For us, it’s about meeting the real need of the customer and end user. Transparency is a hugely valuable thing, especially for our defense customers. It’s because they’re able to share that they can raise transparency and help to keep us out of a Cold War dynamic where it was the lack of transparency that caused escalation.

The ability to share, to bring transparency between agencies and even countries is something that’s hugely important for Planet.

Breaking Defense: Final thoughts?

Thomason: Planet has several differentiators worth noting. One is our overall coverage. There’s no one else in the world that is imaging the entire Earth at a daily cadence. That capability alone is quite a differentiator.

We feed these AI models in a way that no one else can. If you find something in Canada that is interesting to you, there’s no one else in the world that can show you that point in Canada on any given day three or four years ago. We can find it, we can rewind the image of the Earth back for years and we can look anywhere in the world. That coverage is a huge differentiator for us.

We’ve also pioneered the ability to deliver time series of information. Historically, satellite imagery has been about gleaning as much detail as you can from one image that you have. At Planet we now like to think in a time dimension, as well. It’s not just about what I can tell you about this one image, it’s about what I can tell you about this series of images through time in that one location.

The last dimension is spectral resolution.

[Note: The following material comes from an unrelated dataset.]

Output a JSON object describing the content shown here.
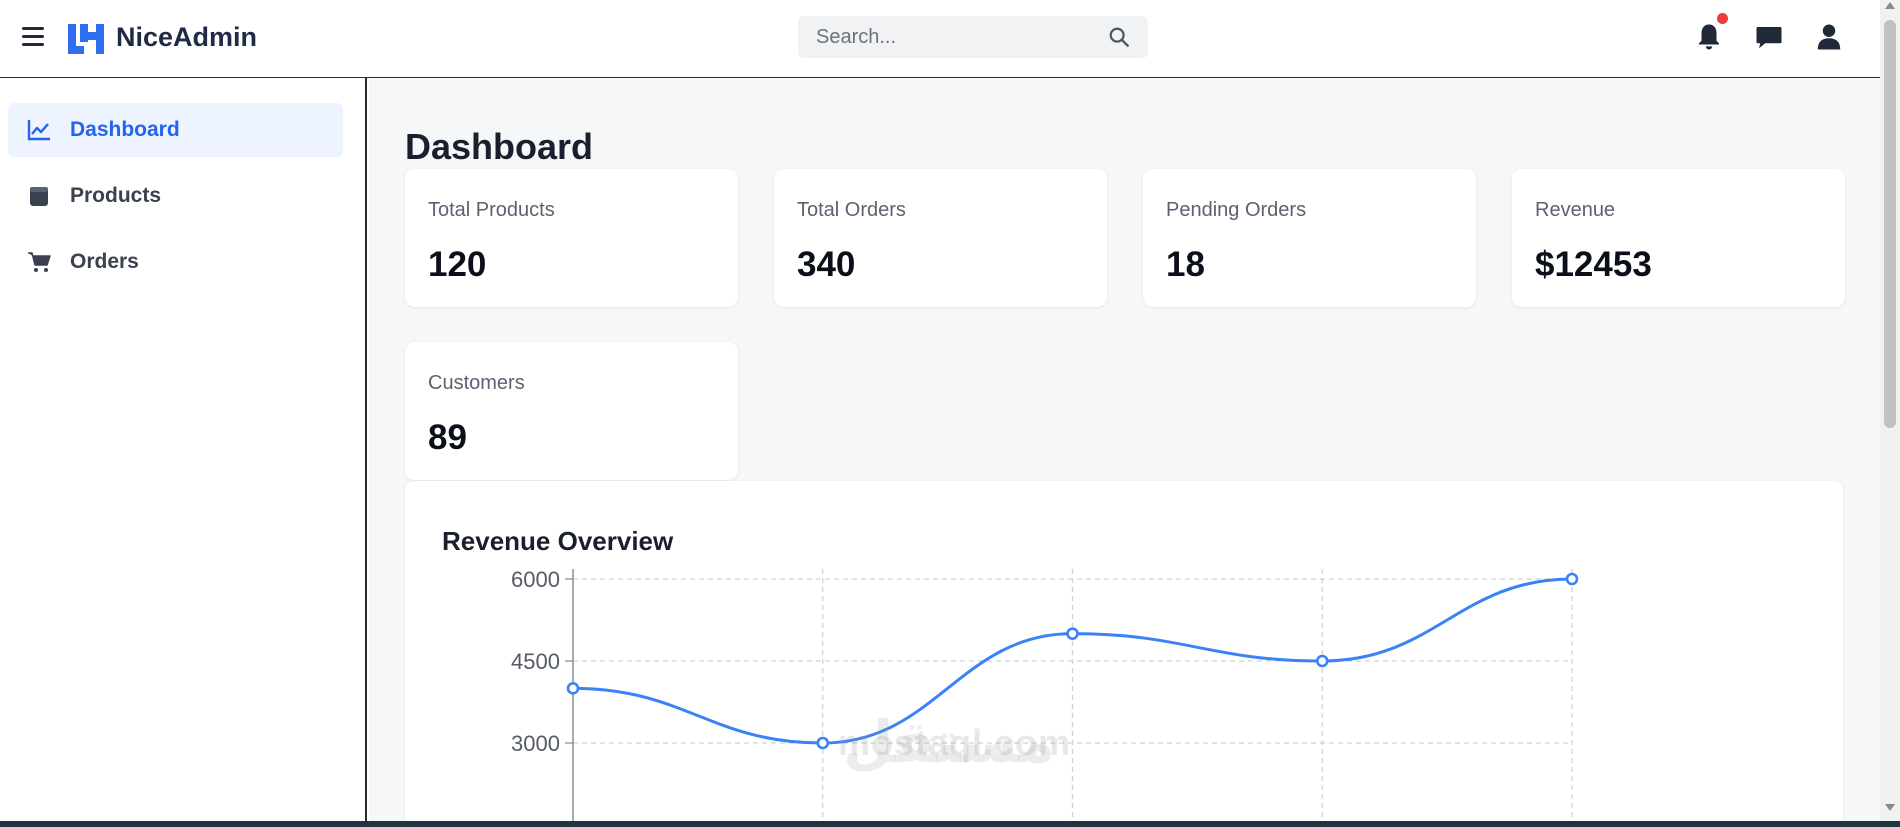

This is where we’re moving the needle with the combination of our eight-band SuperDove and our upcoming 400-band Tanager. We can now give you the spatial, temporal, and now spectral resolution to find interesting things – whether it be identifying unique kinds of material signatures or looking at the Earth in a way that we’ve never been able to in the past, now that we have this new spectral richness in our Tanager data.

Putting all of that together, integrating all of those capabilities into one archive and one catalog, there’s no one else who can offer that richness of data. Again, this is why machine learning/AI model development on top of our archive of data is such a huge opportunity for our partners.